Coesão social? Sim, com certeza. Tirando aquela parte da sociedade – também coesa – onde mamam os mexias do reino, a outra parte está igualmente coesa, cimentada na fome, na miséria, no ultraje, na escravidão.

“As autarquias são hoje verdadeiros agentes do desenvolvimento económico e social do nosso país, elas mobilizam as sinergias locais, impulsionam o empreendedorismo local, difundem uma cultura de inovação, apoiam as pequenas empresas, dão visibilidade aos produtos locais, apostam na sua valorização”, considerou.

Bom. Então é isso. O Ovo de Colombo está nas autarquias mesmo que três em cada quatro estejam sem dinheiro para pagar dívidas, mesmo que um quinto dos municípios estejam em falência técnica.

“E temos que ser capazes de reconhecer publicamente os talentos e os méritos daqueles que são os melhores”, acrescentou Cavaco Silva, para sublinhar que “não há país que atinja um elevado nível de rendimento, de bem estar dos seus cidadãos, se não for capaz de reconhecer o talento e o mérito daqueles que são os melhores sociedade”.

Se calhar será por isso que o número de licenciados desempregados que anulou a inscrição nos centros de emprego para emigrar subiu 49,5% entre 2009 e 2011.

Cavaco Silva insiste que o país não pode permitir que os seus jovens “vão para fora, só porque pensam que na sua terra a sua vontade de subir na vida, a sua vontade de ganhar mais, a sua vontade de servir melhor o país, não é reconhecida”.
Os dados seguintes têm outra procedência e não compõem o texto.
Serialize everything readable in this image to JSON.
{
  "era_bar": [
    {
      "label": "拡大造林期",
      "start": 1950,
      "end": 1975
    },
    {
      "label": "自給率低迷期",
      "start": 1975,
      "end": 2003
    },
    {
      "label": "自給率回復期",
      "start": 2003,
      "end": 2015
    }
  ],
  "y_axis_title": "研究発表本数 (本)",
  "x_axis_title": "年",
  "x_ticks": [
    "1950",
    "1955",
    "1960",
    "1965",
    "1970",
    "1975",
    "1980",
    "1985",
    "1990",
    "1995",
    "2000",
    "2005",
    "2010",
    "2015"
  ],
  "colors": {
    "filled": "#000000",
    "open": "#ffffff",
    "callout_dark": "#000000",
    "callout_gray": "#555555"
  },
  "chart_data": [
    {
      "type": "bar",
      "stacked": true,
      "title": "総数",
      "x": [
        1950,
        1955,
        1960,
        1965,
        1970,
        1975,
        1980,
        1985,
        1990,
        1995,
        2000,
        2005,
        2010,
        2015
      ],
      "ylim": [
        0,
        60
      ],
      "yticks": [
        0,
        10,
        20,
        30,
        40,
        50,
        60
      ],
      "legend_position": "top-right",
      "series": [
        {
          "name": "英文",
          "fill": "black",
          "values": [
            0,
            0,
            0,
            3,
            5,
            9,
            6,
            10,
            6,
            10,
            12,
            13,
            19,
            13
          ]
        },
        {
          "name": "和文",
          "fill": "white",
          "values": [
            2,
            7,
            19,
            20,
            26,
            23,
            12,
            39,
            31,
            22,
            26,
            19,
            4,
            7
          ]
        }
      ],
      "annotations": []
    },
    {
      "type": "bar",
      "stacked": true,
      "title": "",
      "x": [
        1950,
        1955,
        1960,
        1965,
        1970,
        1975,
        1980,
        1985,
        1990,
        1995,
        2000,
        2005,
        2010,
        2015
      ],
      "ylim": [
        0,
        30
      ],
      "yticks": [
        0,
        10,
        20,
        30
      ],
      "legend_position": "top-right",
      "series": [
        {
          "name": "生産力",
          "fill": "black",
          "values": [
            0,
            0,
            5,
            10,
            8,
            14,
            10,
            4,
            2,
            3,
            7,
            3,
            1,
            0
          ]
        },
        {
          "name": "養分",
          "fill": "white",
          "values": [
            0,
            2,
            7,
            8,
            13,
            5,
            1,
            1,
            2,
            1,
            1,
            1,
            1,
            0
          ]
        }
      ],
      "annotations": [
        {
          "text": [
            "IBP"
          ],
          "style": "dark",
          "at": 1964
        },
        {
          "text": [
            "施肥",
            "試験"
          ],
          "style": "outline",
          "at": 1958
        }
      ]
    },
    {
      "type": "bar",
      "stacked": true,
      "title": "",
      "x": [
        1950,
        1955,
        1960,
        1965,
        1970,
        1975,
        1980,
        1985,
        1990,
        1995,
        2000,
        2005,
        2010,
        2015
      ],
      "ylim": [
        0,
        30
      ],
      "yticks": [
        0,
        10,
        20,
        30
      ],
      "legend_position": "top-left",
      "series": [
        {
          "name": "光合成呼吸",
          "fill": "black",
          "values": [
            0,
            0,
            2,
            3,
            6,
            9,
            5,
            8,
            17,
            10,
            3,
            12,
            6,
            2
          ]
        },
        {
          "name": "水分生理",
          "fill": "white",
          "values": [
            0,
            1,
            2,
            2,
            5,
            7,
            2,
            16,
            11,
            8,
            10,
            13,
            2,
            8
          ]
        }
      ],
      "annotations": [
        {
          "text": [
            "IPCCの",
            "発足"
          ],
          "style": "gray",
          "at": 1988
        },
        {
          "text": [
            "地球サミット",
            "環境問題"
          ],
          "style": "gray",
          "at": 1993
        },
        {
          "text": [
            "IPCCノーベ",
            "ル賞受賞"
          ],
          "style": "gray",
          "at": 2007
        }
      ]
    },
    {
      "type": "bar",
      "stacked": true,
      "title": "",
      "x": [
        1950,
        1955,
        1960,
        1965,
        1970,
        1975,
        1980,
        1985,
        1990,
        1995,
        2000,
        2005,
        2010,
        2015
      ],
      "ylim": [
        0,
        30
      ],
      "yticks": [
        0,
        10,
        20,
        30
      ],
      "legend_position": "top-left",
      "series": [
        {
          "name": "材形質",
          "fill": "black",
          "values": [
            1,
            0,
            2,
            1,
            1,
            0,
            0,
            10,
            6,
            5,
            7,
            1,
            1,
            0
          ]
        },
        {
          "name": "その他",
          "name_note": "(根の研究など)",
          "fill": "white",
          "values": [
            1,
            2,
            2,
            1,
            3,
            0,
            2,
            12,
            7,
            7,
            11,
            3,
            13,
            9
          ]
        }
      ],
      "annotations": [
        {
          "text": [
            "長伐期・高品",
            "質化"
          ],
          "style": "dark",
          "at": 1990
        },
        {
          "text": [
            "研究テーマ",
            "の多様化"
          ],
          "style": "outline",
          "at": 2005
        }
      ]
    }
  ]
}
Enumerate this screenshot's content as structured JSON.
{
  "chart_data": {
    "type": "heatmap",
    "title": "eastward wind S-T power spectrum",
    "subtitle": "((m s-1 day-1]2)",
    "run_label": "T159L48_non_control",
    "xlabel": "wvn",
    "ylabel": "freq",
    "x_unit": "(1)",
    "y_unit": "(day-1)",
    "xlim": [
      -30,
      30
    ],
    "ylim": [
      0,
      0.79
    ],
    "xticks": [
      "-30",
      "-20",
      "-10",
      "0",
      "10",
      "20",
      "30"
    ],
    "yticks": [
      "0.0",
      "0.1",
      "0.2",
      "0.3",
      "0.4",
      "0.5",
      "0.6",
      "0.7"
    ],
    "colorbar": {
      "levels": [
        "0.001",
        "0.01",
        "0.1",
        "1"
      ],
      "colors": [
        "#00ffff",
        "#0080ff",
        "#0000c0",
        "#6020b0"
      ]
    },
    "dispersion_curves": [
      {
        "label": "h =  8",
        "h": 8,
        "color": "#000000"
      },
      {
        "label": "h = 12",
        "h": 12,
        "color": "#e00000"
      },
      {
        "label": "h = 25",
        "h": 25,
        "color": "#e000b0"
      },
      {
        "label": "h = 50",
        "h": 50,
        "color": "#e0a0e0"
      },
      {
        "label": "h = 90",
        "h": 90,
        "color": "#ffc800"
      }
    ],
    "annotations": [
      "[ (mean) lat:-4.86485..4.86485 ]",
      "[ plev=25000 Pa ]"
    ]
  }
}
Conheço pessoas de alto nível cultural e de um enorme talento que são motoristas de táxi, repositores de produtos em supermercado, fazedores de embrulhos em lojas e, é claro, desempregados. Também conheço políticos e similares (ministros, deputados, autarcas, assessores, administradores de empresas públicas, institutos etc.) que deveriam ser motoristas de táxi, repositores de produtos em supermercado, fazedores de embrulhos em lojas e, é claro, desempregados.

A diferença entre eles não está na origem do “dr.” (mesmo que comprado na Lusófona) mas nas ligações partidárias que, a par ou não da competência, são muito mais do que meio caminho andado para se ter um bom tacho.

“Ninguém pode ser deixado para trás, ninguém pode ser deixado de lado”, principalmente os mais fracos, os mais frágeis, apontando “os idosos, os doentes, os deficientes”, disse Cavaco Silva.

Embora saiba que o Governo é cada vez mais forte… com os que são cada vez mais fracos, Cavaco Silva continua a fazer dos portugueses uns matumbos a quem basta peixe podre e fuba podre.